Monday was a rest day but I got things going with Tuesday’s Crossfit and the first official strength training workout of my new training cycle. I definitely missed lifting weights while prepping for and recovering my marathon so it felt great to be back in the gym. The WOD included back squats, front squats, kettle bell swings, burpees and overhead squats. I dropped the weight for all exercises way down knowing I’d be sore as heck the next day and had fun.
Nailed it! Wednesday morning I was pretty darn sore. My quads were very unhappy, my shoulders mildly unhappy and luckily the rest of me was mostly neutral. I did an easy four mile run that afternoon at 8:30 pace to shake out then spent twenty minutes with my best foam roller friend. My legs felt much less sore Thursday morning but were still a bit touchy.

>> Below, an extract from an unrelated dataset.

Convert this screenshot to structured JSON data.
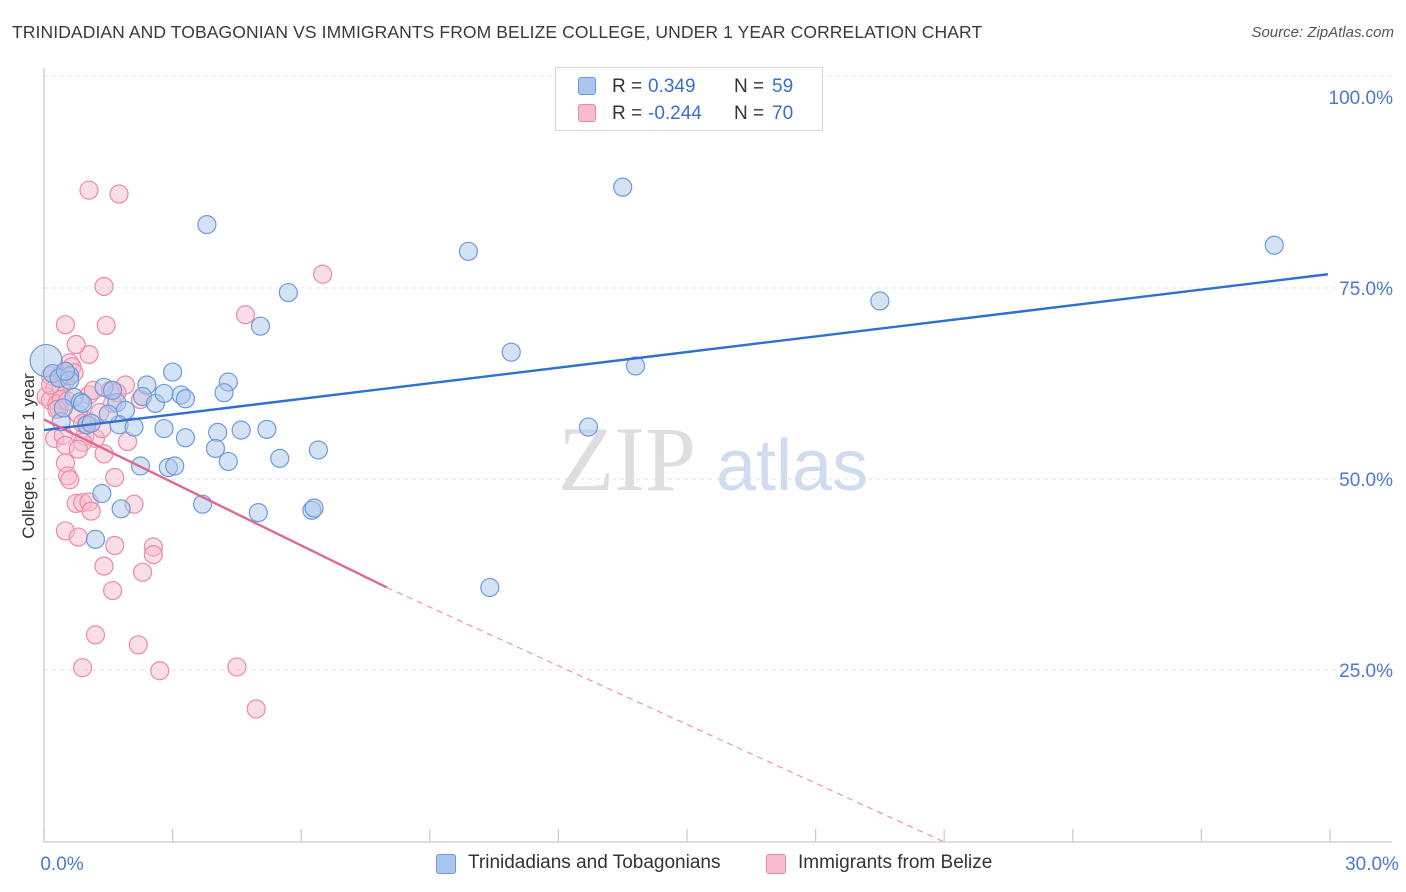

I debated swapping my schedule around since Thursday was supposed to be the second tougher workout of my new training cycle. Speed work didn’t sound super appealing but I decided against moving the workout and hit the track for a better than I thought session. Not that I was expecting much with my quads still less than 100%. I almost forgot how much fun running those two curves can be.
This morning I hit the gym again for strength training but focused on upper body to give my legs a breather. Tomorrow is a rest day while I travel to Delaware for this week’s long run at the Coastal Delaware Half Marathon. I’ll be pacing the 1:55 group and look forward to picking up an extra mile or two before the race to hit my 25 for the week.

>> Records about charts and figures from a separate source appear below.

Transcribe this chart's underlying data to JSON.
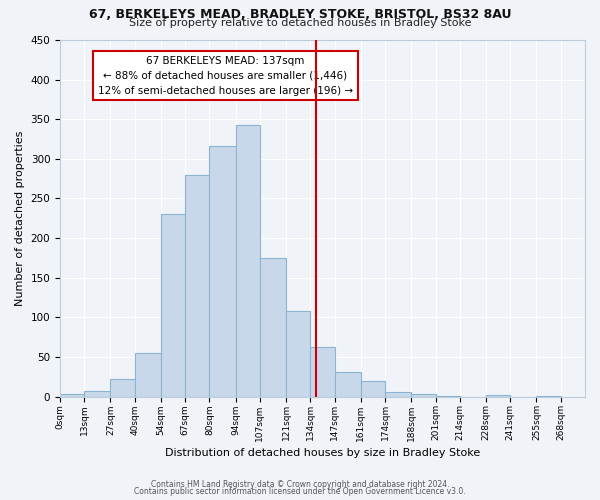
{
  "title1": "67, BERKELEYS MEAD, BRADLEY STOKE, BRISTOL, BS32 8AU",
  "title2": "Size of property relative to detached houses in Bradley Stoke",
  "xlabel": "Distribution of detached houses by size in Bradley Stoke",
  "ylabel": "Number of detached properties",
  "bin_labels": [
    "0sqm",
    "13sqm",
    "27sqm",
    "40sqm",
    "54sqm",
    "67sqm",
    "80sqm",
    "94sqm",
    "107sqm",
    "121sqm",
    "134sqm",
    "147sqm",
    "161sqm",
    "174sqm",
    "188sqm",
    "201sqm",
    "214sqm",
    "228sqm",
    "241sqm",
    "255sqm",
    "268sqm"
  ],
  "bin_edges": [
    0,
    13,
    27,
    40,
    54,
    67,
    80,
    94,
    107,
    121,
    134,
    147,
    161,
    174,
    188,
    201,
    214,
    228,
    241,
    255,
    268
  ],
  "bar_heights": [
    3,
    7,
    22,
    55,
    230,
    280,
    316,
    343,
    175,
    108,
    62,
    31,
    19,
    6,
    3,
    1,
    0,
    2,
    0,
    1
  ],
  "bar_color": "#c8d8ea",
  "bar_edgecolor": "#8ab4d0",
  "vline_x": 137,
  "vline_color": "#cc0000",
  "annotation_title": "67 BERKELEYS MEAD: 137sqm",
  "annotation_line1": "← 88% of detached houses are smaller (1,446)",
  "annotation_line2": "12% of semi-detached houses are larger (196) →",
  "annotation_box_color": "#cc0000",
  "ylim": [
    0,
    450
  ],
  "yticks": [
    0,
    50,
    100,
    150,
    200,
    250,
    300,
    350,
    400,
    450
  ],
  "footer1": "Contains HM Land Registry data © Crown copyright and database right 2024.",
  "footer2": "Contains public sector information licensed under the Open Government Licence v3.0.",
  "bg_color": "#f0f4f8",
  "grid_color": "#ffffff"
}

All new training cycle soreness aside, it feels good to be getting back into a groove. I know I’ll regain my fitness quickly and have a long summer to work on becoming a better athlete for my fall races.
How do you deal with soreness? Have you started a new training cycle?
Well, I said I was back and I meant it. The problem is I’m just not back to very much. I’m taking a serious off season right now and honestly not missing hitting the gym or road hard. With four easy ‘race’ weekends in a row heading my way in a few short days, I’m enjoying the extra time to relax and working better scheduling rest in my training calendar.
While it might be true a runner has no off season (thanks, Pinterest), it’s been over seven months since I’ve taken more than six days in a row and I paid for that in my marathon training. Post marathon recovery has been going well since right now I’m enjoying some slacker time working on mobility and little else. I don’t know if two weeks counts as a ‘season’ but it sure feels like it. Before now I never really thought about scheduling an off season, it always just kind of happened. I’ve also never been through a harder training cycle than I just was. Resting one day per week was always easy for me. Listening to my body when it says it needs an extra was never a big deal. Taking two to four weeks as an off season is totally new to me and it feels like forever since I’ve run hard, run fast or lifted heavy.
Lucky for me, I’ll have the opportunity to work on this all summer long. I’ll be scheduling at least a week of rest every seven weeks as I work through my mid-May to mid-August base building phase. My weekly mileage will increase somewhat by default after taking full advantage of my current off season this week. I’m tackling four easy ‘races’ with two pacing events, one lazy half marathon and one ‘let’s see what I’ve got right now’ 5k over the next four weekends. After that, it’s two more weeks of scheduled easy workouts to officially wrap up my off season then get back to work for fall.
I’m also hoping these easy runs in fun race environments helps me get my mojo back. This first intentional off season of not working out has me feeling funky. My body feels good but I’m not that motivated to get back in gear. I could go out for a short run whenever I want, the weather’s pretty great right now. I’m just not chomping at the bit to get out there.
Have you lost motivation during an off season? How do you schedule rest?